Actually, with what you said, I think you're the confused one here. When you could not express in your own words which practical limitations were imposed by sixels, I was 99% sure.

Now I'm 100% sure you have no idea of what you are talking about. Sorry if it's blunt, but take the time to run the tests I've suggested to correct your misconceptions about sixels.

Maybe you'll end up loving the format once you see what it's really capable of?

> I'd love to look into how that's accomplished but I can't use mintty because I use a Mac, sorry. I'm also not really interested in trying to mess with mingw just to get this set up.

Intel macs can run Windows natively. You've also got your pick of emulators, from parallels to vmware, if you roll that way.

So install Windows one way or another, go to msys2.org, download the latest release, click on install. No messing required, mintty is here by default.

You can then use pacman if you want more, which BTW is far better than most of the package managers available on Mac: simply follow the pacman update steps clearly explained with many screenshots on the first page.

Then you'll have an up-to-date msys2 install, with most of the linux tools you want running natively (no WSL involved) or just a `pacman -S` away.

>> In the future, sixel-tmux will intercept sixels live and rewrite them into other format, like iTerm or kitty.

> This is a good idea, please do this instead of trying to get other terminals to adopt Sixel when they are just going to have to replace it down the line anyway.

What you've written makes about as much sense as saying a drawing program should stop trying to support BMP format since it will have to be replaced down the line by JPG or PNG.

gimp, paint and others support many formats. Nobody is complaining. People just click on open. They don't care about the underlying formats.

speeddemon|4 years ago

https://vt100.net/docs/vt3xx-gp/chapter14.html#T14-1

Am I reading this incorrectly? It seems I was wrong, it supports 8-bit color, not 6-bit color. But that's still terrible, and every Sixel implementation I've ever used has spit out dithered images. The only terminal that is able to display full color images for me is iTerm, using the iTerm escape sequences, which are different escape sequences from sixel. So again, please help out with fixing this for me if you know how. Because so far you have not adequately explained what is going on here, or corrected any misconceptions, or helped to fix anything that is wrong with these terminals. And even the various libsixel examples seems to show dithering: https://github.com/saitoha/libsixel

If I'm confused then you could be in a great position to help me out, so please explain what apparently myself and the libsixel authors are both doing wrong. Then maybe at some point in the future I could help you out and return the favor.

And there are also other problems with the iterm escape sequences that I suspect will prevent you from correctly implementing them in tmux (see here: https://gitlab.com/gnachman/iterm2/-/issues/3898). So all paths point towards needing to make some new protocol for this. You may be in the best position to do that too.

>Intel macs can run Windows natively. You've also got your pick of emulators, from parallels to vmware, if you roll that way.

I'm not going to dual boot Windows or use a VM just to use a terminal emulator for a couple minutes, sorry. If you could just explain what that terminal does that's special so that it could be implemented in other terminals, or show a video, that would help.

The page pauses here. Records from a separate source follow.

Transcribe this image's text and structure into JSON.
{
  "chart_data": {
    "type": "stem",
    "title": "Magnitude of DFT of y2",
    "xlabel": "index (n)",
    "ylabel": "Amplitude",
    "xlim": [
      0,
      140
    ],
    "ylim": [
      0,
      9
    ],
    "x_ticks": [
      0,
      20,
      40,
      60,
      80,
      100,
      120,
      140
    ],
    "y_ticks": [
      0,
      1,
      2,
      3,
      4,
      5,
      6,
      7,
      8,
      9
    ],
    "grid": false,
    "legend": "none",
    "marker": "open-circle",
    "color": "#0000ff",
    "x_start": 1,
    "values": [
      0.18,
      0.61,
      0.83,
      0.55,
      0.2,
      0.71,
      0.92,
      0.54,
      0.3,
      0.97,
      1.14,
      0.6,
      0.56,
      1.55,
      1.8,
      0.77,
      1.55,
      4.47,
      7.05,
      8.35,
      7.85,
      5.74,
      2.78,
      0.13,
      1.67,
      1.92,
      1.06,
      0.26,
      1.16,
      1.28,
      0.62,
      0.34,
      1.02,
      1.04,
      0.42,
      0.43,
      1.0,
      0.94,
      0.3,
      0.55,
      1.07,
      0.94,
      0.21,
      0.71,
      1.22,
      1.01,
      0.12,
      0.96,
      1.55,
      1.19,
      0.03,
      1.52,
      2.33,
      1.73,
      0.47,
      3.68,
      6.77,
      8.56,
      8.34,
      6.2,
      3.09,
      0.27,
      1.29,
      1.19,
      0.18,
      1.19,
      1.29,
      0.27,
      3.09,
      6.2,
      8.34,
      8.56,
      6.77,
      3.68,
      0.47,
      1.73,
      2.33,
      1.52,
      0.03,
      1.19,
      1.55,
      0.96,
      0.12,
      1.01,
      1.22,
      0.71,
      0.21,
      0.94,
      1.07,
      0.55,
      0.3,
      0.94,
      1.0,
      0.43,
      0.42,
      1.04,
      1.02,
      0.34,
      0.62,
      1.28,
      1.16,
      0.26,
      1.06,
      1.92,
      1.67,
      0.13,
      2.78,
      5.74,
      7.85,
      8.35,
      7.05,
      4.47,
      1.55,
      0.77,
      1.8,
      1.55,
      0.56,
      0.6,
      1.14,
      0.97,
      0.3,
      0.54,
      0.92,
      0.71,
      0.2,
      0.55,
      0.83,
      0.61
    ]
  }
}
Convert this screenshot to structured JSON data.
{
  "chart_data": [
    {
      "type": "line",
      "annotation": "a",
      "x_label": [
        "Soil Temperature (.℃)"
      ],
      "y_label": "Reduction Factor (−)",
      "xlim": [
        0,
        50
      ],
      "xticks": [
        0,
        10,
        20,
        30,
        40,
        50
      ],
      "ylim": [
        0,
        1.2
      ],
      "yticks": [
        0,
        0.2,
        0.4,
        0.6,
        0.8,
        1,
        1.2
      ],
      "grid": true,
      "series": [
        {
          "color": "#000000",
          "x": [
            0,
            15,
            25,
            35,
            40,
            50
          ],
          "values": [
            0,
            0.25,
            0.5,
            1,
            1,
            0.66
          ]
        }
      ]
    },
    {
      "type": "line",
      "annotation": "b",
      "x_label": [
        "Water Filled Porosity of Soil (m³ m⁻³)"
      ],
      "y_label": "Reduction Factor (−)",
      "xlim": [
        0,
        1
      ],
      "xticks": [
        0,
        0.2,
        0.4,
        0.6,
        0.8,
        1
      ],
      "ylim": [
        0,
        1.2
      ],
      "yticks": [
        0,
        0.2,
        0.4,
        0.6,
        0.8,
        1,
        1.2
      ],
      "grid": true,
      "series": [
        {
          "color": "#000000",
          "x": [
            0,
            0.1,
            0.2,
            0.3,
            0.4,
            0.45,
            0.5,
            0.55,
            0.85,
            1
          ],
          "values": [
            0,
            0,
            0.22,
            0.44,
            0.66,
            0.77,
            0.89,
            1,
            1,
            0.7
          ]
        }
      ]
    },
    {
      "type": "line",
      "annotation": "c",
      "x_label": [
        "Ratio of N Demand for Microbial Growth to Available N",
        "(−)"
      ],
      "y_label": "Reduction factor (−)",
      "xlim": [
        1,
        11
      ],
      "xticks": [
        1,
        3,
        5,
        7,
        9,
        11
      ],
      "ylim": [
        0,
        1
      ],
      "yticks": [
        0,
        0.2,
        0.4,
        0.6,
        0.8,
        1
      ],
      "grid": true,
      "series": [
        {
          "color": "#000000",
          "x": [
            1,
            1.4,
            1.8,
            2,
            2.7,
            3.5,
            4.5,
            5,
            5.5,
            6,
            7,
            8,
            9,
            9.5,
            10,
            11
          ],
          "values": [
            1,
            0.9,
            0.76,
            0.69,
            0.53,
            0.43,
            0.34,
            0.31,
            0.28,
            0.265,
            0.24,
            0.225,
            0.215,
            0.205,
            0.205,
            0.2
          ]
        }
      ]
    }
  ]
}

>What you've written makes about as much sense as saying a drawing program should stop trying to support BMP format since it will have to be replaced down the line by JPG or PNG. gimp, paint and others support many formats. Nobody is complaining. People just click on open. They don't care about the underlying formats.

If GIMP was attempting to pressure other projects to output BMP files then yes, that would be a problem. I suspect other projects wouldn't go for that just because they asked.